CONTACT: Stanford University News Service (650) 723-2558


New director seeks to strengthen undergraduate advising

Lori White began her duties as director of undergraduate advising at Stanford last month with a mandate to strengthen advising in the dormitories and academic departments.

Her position was created as part of a series of changes recommended last spring to improve the undergraduate advising system. She is responsible for overseeing the Undergraduate Advising Center and developing outreach programs to strengthen advising across the university.

"Traditionally, the Undergraduate Advising Center has served as a place where students drop in, and that certainly has worked well," said Ramon Saldivar, vice provost for undergraduate education, who led a task force on restructuring the advising system. "But what I would like to see happening is for staff, faculty and students to see advising embedded in many other things that we do outside of formal advising situations."

Several of the task force's suggestions to improve advising at Stanford have been implemented this year.

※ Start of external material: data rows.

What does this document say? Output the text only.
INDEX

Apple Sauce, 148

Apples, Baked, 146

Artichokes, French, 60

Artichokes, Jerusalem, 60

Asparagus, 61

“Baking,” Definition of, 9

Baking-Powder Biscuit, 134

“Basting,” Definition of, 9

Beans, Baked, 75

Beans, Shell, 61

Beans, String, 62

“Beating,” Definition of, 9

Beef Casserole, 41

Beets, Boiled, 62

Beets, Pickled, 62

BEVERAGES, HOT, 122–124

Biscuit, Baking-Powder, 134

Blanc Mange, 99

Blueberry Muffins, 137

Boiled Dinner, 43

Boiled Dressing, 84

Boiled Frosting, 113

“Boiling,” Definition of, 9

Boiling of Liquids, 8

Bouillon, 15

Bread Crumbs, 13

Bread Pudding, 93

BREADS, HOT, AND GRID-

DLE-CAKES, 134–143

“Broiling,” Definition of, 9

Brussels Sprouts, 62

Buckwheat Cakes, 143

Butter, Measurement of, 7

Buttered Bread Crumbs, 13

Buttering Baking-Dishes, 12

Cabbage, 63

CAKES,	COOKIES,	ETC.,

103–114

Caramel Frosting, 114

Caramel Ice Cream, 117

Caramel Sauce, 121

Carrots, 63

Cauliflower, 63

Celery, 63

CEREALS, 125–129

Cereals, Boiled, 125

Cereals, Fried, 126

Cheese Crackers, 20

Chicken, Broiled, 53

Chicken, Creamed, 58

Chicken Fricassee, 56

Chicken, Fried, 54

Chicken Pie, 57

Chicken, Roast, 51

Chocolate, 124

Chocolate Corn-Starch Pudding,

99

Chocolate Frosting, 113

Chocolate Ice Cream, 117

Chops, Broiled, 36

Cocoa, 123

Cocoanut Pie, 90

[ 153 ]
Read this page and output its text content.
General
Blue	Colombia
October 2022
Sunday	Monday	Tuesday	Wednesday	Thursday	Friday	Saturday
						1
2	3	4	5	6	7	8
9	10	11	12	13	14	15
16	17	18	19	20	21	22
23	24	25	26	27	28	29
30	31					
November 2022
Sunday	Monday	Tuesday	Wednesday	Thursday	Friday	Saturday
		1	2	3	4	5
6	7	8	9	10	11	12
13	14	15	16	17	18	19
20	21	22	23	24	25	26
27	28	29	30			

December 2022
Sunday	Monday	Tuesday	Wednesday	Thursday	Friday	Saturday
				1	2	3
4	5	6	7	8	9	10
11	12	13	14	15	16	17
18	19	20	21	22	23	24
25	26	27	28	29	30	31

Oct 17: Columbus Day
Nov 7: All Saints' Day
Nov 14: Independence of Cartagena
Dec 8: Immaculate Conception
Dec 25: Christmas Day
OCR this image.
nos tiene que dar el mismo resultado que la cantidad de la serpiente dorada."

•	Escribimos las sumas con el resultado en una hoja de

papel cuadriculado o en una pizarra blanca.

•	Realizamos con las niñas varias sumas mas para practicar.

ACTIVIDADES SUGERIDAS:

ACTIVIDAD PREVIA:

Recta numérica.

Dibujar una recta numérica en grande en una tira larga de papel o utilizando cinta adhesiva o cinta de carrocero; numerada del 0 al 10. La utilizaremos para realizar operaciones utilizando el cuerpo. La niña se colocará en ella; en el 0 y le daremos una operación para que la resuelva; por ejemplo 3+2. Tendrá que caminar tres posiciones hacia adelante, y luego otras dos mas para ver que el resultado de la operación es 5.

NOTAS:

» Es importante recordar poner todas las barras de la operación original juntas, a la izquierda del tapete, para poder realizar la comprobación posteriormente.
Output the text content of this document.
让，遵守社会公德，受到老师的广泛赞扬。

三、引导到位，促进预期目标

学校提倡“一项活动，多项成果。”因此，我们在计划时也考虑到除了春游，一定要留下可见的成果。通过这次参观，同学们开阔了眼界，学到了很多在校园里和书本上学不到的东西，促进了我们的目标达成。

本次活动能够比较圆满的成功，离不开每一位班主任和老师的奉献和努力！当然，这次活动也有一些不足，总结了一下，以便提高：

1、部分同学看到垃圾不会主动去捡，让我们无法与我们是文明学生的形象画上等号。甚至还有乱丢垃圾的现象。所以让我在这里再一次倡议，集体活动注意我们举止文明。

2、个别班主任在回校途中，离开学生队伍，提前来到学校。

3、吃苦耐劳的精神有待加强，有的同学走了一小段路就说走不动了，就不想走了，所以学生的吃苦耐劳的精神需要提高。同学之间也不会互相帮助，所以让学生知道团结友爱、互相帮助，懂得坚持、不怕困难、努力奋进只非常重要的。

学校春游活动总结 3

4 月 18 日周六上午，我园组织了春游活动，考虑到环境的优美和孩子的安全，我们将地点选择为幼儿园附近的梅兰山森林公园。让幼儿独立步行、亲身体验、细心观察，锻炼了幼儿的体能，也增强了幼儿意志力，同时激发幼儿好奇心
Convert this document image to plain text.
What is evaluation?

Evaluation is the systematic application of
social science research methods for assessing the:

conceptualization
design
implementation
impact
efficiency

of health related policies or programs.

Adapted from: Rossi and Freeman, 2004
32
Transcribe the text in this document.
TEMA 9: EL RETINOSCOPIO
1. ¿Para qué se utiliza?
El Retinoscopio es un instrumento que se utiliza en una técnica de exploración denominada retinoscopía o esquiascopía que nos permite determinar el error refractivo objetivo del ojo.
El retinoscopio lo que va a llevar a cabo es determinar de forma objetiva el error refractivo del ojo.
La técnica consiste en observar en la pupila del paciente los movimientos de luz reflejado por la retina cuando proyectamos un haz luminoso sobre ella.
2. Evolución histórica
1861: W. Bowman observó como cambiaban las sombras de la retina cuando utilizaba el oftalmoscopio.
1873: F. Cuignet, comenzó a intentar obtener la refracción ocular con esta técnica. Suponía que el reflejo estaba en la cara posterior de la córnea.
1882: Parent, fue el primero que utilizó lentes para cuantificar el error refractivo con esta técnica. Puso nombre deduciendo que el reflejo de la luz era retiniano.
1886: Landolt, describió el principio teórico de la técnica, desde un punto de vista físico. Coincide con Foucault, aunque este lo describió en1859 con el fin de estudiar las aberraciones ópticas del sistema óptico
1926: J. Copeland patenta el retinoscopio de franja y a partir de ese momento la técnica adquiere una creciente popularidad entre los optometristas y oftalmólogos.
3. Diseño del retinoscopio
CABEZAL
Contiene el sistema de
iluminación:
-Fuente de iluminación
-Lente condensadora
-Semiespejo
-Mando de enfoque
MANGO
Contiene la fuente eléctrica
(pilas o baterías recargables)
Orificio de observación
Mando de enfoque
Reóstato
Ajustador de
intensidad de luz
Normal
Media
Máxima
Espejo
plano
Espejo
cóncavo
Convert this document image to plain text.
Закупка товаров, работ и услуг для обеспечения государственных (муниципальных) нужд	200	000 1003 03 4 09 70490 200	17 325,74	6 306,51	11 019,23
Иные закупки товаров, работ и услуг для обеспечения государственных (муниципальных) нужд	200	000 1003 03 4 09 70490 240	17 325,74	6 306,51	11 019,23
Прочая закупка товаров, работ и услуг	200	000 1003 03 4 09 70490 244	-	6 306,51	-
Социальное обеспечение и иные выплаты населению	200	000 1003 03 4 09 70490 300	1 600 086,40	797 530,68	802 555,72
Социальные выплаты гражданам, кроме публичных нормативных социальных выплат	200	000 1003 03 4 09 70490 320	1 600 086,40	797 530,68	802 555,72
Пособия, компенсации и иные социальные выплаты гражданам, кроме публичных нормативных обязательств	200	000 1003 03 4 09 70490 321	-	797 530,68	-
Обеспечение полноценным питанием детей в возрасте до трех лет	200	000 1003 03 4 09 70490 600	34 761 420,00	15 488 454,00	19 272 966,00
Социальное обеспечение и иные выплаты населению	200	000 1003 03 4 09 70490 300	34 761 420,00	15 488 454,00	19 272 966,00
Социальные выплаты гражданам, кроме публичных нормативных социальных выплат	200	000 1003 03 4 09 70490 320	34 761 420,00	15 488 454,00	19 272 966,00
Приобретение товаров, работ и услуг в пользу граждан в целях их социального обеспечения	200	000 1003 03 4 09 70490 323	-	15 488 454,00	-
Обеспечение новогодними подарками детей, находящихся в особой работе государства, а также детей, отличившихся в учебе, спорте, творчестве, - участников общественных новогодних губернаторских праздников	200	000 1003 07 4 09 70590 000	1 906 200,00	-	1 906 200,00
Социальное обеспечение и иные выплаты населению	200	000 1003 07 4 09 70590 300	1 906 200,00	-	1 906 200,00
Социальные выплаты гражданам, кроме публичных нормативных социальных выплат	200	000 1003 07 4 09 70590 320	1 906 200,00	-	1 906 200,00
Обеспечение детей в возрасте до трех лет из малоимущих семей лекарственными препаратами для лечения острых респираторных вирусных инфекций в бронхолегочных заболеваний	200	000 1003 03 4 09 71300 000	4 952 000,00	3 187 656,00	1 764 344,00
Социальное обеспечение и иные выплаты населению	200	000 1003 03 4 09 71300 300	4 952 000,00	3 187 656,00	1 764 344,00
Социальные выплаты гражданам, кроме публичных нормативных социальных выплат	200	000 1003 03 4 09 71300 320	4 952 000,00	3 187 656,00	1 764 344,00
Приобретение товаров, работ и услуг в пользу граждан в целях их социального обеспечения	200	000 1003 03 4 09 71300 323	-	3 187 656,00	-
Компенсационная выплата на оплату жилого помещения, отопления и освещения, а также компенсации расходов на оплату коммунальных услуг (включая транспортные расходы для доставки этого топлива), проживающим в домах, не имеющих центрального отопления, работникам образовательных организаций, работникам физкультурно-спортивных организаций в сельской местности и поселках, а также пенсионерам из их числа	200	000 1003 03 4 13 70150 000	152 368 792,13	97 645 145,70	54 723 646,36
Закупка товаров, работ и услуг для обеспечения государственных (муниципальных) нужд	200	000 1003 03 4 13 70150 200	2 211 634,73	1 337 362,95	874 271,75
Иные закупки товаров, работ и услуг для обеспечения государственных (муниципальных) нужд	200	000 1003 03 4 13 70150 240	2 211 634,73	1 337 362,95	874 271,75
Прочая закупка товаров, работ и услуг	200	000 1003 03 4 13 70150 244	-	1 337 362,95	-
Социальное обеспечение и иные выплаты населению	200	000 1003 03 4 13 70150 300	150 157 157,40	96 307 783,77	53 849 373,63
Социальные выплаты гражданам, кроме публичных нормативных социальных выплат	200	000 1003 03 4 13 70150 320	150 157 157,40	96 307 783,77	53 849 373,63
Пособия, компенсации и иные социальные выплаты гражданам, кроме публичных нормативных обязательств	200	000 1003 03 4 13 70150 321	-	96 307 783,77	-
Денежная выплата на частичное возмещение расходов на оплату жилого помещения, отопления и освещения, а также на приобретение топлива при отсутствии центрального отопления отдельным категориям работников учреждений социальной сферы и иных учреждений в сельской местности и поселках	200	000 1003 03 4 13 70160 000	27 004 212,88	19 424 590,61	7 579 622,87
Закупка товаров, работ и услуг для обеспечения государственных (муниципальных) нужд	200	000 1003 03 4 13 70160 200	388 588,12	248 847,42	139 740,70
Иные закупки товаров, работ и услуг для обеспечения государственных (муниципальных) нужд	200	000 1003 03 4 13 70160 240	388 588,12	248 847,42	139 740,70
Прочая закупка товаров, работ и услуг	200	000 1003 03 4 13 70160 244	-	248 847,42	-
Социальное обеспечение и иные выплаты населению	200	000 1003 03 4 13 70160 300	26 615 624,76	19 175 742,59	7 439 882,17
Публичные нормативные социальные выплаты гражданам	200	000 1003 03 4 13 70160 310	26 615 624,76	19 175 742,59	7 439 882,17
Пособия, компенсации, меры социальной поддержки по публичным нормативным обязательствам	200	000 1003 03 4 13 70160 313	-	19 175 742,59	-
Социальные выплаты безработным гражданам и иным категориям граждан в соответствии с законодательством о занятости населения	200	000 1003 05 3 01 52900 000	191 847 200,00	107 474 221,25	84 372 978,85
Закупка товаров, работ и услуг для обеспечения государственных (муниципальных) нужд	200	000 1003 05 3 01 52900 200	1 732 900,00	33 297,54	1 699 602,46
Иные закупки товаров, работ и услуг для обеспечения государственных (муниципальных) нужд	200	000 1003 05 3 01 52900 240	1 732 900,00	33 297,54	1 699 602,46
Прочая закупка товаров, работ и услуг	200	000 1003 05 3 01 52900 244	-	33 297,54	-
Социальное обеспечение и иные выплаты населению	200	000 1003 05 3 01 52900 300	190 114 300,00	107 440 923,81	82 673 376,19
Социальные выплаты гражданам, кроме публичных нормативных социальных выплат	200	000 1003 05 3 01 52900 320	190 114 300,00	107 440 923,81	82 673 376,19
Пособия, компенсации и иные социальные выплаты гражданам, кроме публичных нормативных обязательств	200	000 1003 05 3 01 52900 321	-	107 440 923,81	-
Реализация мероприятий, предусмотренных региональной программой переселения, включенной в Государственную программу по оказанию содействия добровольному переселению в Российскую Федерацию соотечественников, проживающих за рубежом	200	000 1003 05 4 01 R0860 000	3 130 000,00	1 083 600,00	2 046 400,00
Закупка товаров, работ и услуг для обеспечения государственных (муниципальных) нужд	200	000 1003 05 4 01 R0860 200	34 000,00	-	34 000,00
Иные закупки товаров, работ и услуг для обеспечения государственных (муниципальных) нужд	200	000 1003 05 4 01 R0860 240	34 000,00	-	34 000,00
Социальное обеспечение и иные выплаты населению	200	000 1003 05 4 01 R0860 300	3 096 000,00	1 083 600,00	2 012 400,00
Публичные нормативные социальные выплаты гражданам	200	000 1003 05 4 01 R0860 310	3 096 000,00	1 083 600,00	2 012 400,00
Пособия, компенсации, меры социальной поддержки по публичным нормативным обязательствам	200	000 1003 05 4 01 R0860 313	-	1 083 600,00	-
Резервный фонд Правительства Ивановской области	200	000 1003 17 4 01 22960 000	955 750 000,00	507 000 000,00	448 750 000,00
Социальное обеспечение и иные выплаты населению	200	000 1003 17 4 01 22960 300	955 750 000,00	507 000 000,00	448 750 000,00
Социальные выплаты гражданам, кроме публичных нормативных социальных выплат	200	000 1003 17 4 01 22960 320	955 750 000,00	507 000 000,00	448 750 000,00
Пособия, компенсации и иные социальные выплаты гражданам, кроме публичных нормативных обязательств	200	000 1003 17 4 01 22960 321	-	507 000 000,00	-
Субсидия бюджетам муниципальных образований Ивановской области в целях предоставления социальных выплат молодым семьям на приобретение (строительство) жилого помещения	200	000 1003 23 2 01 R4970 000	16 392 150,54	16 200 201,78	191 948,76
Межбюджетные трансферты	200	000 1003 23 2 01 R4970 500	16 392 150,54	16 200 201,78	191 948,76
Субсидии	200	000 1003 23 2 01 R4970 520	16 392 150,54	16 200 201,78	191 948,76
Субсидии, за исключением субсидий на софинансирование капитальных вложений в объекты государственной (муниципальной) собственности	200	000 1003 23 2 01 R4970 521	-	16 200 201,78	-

The center has introduced e-mail and telephone advising hotlines and held a training session to bring advisers up to speed on recent changes in the curriculum. In addition, each dorm has been teamed up with a professional adviser from the the advising center for extra support.

But there is still much progress to be made, Saldivar said.

Although White has been at Stanford for less than a month, she said her priorities are clear: "I want to ensure that undergraduate advising is closely connected to the academic enterprise; I want to make sure we can maximize the quality of faculty interaction with students, particularly with respect to frosh advising; and I want to continue to enhance the Undergraduate Advising Center's role as an academic safety net for students on campus."

She said that she believes faculty and staff need to do a better job of scaling down the campus for students so that they can get the benefit of a small college experience while taking advantage of Stanford's vast resources.

"Advising is really the first point in which students connect themselves to an individual on campus to talk about who they are, what they want to do with their lives, and how they can get there," she said. "I believe we can use the advising experience as a lever to begin to create that small college experience."

Formerly the director of student programs at Georgetown University, White has worked in higher education for now than 16 years. She was director of the Cross-Cultural Center at the University of California-Irvine and was an assistant dean of students at that school. She also has served as a consultant to the California state legislature's Committee on Higher Education and as a special assistant to the University of California, Office of the President.

In addition to her responsibilities as director of undergraduate advising at Stanford, White also holds a part-time lectureship in the School of Education, where she will teach classes in higher education and issues related to undergraduate advising.

A native of San Francisco, she received her bachelor's degree in psychology and English from the University of California-Berkeley and her Ph.D. in education policy from Stanford. Her dissertation focused on the experiences and identity development of African American students in higher education. She currently is editing a book on the role of higher education in school reform.